GOVERNMENT CAMP, Ore. (KPTV) – Anyone heading up to Mt. Hood to ski, snowboard or play in the snow should expect another busy weekend.

Last weekend, some people were caught in a gridlock of traffic for hours. Robb McNeill and Hanna Voxland spent Sunday at Mt. Hood Meadows, but were in for an unpleasant surprise when they left.

“Everything kind of went downhill, so to speak, when we left,” McNeill said.

The two left the parking lot around 2:30 p.m. Sunday.

“We ran into a total gridlock in either direction, whether you were trying to get to Portland via Government Camp or via Hood River Meadows, so it was pretty hectic,” McNeill said.

The two didn’t make it back to the city until almost 10:00 p.m.

High amount of traffic causes problems on Mt. Hood

Image: KPTV

“We saw a few other cars just turn off their cars completely, go take their dogs for a walk or relieve themselves, so we weren’t the only people—we also started watching a movie. That’s how much we weren’t moving,” Voxland said.

Heavy traffic at Mt.
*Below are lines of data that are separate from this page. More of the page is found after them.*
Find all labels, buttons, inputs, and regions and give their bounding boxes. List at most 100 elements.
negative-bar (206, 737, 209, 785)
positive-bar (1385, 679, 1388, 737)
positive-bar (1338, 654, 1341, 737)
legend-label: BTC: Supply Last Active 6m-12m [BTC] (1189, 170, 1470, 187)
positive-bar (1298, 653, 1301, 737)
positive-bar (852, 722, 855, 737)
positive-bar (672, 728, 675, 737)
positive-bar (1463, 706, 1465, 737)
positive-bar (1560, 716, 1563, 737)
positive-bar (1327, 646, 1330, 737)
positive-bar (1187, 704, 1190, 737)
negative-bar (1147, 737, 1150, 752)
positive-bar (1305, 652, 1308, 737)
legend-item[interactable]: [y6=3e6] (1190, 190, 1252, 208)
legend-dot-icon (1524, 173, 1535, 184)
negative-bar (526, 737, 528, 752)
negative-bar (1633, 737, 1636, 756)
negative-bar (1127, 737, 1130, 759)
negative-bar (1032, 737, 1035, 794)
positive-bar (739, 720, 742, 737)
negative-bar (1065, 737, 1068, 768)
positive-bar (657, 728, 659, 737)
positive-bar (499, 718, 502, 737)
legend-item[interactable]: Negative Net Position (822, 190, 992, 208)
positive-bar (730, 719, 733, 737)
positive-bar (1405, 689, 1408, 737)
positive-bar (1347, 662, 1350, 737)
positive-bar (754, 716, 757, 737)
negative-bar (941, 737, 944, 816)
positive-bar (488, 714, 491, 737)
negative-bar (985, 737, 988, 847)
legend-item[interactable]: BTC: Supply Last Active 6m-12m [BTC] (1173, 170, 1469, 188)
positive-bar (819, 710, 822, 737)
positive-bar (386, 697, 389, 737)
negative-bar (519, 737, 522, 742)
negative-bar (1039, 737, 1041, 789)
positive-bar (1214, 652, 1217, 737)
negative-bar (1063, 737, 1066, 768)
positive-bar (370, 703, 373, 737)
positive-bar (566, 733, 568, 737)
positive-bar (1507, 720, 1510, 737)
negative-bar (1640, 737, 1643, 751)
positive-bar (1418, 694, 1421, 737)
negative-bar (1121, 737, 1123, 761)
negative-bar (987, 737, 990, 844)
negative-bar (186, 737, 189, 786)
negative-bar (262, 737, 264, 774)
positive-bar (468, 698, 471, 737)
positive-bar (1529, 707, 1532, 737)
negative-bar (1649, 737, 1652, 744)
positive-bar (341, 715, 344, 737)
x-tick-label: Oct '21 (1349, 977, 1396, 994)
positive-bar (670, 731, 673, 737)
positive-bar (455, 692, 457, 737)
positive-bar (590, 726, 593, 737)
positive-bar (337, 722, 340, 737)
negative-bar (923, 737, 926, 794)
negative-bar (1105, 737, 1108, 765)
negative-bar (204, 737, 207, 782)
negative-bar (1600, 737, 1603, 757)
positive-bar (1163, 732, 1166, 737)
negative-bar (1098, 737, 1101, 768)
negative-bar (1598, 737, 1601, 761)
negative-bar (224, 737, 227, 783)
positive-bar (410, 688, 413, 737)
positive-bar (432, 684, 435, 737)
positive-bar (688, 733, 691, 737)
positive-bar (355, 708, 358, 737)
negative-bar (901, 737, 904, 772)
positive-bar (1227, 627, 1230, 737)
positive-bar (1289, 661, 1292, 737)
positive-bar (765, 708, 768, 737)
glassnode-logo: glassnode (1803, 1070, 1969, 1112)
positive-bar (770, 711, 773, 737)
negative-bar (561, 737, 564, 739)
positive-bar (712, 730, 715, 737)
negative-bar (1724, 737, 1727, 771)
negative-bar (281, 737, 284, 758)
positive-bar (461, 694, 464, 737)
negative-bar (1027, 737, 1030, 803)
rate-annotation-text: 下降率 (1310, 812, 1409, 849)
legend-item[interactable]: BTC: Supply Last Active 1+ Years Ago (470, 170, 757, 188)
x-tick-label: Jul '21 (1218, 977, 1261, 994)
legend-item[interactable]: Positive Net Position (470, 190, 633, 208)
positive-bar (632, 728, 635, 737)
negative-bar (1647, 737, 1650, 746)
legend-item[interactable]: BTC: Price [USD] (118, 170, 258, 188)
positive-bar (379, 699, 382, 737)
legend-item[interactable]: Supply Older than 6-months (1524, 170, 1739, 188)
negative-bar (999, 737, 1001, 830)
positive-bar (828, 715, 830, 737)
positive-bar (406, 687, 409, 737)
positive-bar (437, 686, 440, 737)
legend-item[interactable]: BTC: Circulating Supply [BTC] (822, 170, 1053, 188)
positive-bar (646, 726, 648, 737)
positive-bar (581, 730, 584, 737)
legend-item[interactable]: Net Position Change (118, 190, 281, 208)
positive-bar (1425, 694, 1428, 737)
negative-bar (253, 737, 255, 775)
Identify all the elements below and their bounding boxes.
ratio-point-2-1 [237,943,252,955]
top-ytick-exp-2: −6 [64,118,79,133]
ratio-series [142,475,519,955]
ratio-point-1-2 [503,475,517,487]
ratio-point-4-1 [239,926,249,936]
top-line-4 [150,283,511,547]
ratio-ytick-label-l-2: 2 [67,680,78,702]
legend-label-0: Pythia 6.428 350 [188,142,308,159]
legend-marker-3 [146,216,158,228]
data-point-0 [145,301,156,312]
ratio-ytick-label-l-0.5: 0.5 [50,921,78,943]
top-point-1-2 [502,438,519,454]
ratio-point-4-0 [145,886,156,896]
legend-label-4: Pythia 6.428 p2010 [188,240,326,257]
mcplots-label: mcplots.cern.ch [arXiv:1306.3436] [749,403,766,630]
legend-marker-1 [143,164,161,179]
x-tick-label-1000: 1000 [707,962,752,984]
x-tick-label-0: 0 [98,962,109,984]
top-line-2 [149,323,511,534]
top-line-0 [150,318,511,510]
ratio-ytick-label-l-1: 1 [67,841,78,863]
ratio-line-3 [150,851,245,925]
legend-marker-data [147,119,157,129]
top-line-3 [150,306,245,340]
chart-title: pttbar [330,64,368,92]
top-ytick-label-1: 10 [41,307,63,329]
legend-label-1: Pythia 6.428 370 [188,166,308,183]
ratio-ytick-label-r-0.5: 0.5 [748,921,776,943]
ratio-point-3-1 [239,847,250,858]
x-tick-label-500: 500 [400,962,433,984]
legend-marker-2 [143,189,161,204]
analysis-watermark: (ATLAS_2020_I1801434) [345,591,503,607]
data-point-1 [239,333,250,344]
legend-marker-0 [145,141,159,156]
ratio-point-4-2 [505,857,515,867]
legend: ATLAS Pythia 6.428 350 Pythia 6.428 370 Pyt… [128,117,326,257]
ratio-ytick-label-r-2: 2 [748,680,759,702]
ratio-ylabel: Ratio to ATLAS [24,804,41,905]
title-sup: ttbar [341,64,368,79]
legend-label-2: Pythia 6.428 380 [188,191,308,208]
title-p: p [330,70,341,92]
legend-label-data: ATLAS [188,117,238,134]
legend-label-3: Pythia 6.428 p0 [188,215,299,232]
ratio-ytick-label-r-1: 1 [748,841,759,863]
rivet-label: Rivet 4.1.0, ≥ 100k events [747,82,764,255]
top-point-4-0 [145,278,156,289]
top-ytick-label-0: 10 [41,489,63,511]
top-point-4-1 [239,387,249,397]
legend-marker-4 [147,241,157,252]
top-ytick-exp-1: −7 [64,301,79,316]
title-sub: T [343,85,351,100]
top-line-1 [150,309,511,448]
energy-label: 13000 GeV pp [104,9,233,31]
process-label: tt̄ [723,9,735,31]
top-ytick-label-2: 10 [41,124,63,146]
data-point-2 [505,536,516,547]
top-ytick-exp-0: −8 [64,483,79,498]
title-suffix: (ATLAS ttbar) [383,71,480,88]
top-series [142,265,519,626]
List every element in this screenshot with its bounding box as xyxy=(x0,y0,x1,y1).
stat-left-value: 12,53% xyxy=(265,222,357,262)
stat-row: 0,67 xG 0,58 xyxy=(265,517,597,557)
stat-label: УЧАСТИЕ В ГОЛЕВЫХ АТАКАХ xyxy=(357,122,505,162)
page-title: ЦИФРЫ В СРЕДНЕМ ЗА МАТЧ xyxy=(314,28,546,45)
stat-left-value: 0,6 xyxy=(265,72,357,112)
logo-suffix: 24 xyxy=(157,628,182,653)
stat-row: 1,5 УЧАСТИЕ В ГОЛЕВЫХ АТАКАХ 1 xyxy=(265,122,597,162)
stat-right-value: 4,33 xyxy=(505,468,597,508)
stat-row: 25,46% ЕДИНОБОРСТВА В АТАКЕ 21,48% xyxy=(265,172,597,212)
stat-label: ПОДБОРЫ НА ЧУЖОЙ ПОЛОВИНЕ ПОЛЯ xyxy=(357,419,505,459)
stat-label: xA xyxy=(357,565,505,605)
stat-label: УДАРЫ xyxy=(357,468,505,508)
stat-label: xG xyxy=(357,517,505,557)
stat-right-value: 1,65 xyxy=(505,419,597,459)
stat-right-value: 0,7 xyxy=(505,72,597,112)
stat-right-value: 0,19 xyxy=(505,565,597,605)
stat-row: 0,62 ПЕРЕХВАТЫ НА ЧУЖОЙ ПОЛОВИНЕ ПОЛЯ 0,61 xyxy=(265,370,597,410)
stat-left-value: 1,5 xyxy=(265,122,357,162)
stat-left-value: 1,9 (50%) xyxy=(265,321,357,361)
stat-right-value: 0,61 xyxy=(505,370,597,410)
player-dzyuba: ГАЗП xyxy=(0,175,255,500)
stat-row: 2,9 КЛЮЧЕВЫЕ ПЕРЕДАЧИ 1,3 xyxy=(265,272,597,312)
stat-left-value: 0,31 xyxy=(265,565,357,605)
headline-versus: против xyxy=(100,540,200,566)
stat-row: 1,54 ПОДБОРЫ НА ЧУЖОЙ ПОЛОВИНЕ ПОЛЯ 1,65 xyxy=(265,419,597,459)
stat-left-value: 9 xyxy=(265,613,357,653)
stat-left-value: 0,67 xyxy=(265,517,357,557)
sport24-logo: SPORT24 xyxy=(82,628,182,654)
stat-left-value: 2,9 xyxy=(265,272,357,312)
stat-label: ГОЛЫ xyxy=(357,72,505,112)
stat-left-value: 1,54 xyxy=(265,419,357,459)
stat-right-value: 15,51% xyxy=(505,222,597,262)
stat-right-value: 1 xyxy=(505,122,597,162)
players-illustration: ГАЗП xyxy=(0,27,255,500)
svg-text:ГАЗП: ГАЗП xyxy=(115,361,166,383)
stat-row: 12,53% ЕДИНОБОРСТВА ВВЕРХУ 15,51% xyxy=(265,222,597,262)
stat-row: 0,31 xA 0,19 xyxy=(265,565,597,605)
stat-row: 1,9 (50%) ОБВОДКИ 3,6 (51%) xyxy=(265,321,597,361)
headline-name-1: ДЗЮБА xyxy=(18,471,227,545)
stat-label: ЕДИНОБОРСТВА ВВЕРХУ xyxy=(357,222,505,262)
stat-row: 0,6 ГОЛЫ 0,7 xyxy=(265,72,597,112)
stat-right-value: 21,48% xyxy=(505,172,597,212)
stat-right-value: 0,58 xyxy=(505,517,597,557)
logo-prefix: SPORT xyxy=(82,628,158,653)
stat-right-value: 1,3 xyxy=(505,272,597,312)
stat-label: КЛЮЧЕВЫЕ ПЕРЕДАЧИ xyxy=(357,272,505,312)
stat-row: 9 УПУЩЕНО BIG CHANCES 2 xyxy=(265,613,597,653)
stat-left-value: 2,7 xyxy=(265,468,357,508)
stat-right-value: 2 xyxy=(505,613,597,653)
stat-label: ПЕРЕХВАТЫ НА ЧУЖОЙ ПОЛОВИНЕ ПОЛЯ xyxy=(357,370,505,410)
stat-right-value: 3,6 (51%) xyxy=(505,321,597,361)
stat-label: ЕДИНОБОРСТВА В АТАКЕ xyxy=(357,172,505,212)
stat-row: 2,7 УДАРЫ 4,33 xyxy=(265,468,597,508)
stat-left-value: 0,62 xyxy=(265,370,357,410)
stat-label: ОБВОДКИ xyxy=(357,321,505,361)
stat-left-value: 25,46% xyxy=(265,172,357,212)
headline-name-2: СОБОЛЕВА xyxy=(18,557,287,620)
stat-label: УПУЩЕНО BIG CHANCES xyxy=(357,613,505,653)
Hood on the weekends isn’t unusual, but Meta Loftsgaarden, the forest supervisor for Mt. Hood National Forest, said problems stemmed from people not parking in designated areas.

“We had folks parking in the median outside of the Sno-Park areas actually blocking lanes of traffic, and those are not an option for parking. Really - you need to park in designated areas,” Loftsgaarden said.

She said not only was this dangerous, but it slowed down traffic and made things more challenging for emergency response.

“If you’re blocking those areas and something happens and it is going to on the mountain, our emergency responders just can’t get there,” she said.

If you plan to head to the mountain this weekend, Loftsgaarden said to make sure you leave early and be patient, travel outside of key times, check TripCheck, have a plan B or C and make sure you’re prepared with emergency kits.

If you don’t already have a lift ticket or a season pass to Meadows, don’t go this weekend, they said. They’re also pausing sales on their value passes and night passes to alleviate traffic issues. They ask that people not park in Sno-Park areas for Teacup or Bennet.

“To hear that they’re taking precautions or making strides to alleviate that, that makes me feel better at least,” McNeill said.

At Skibowl, the GM said they’ve set a capacity limit for tickets and won’t sell more than that. At Timberline, their spokesperson told FOX 12 that the parking lot is their governor and once that’s full the lot is closed until people start to leave later on.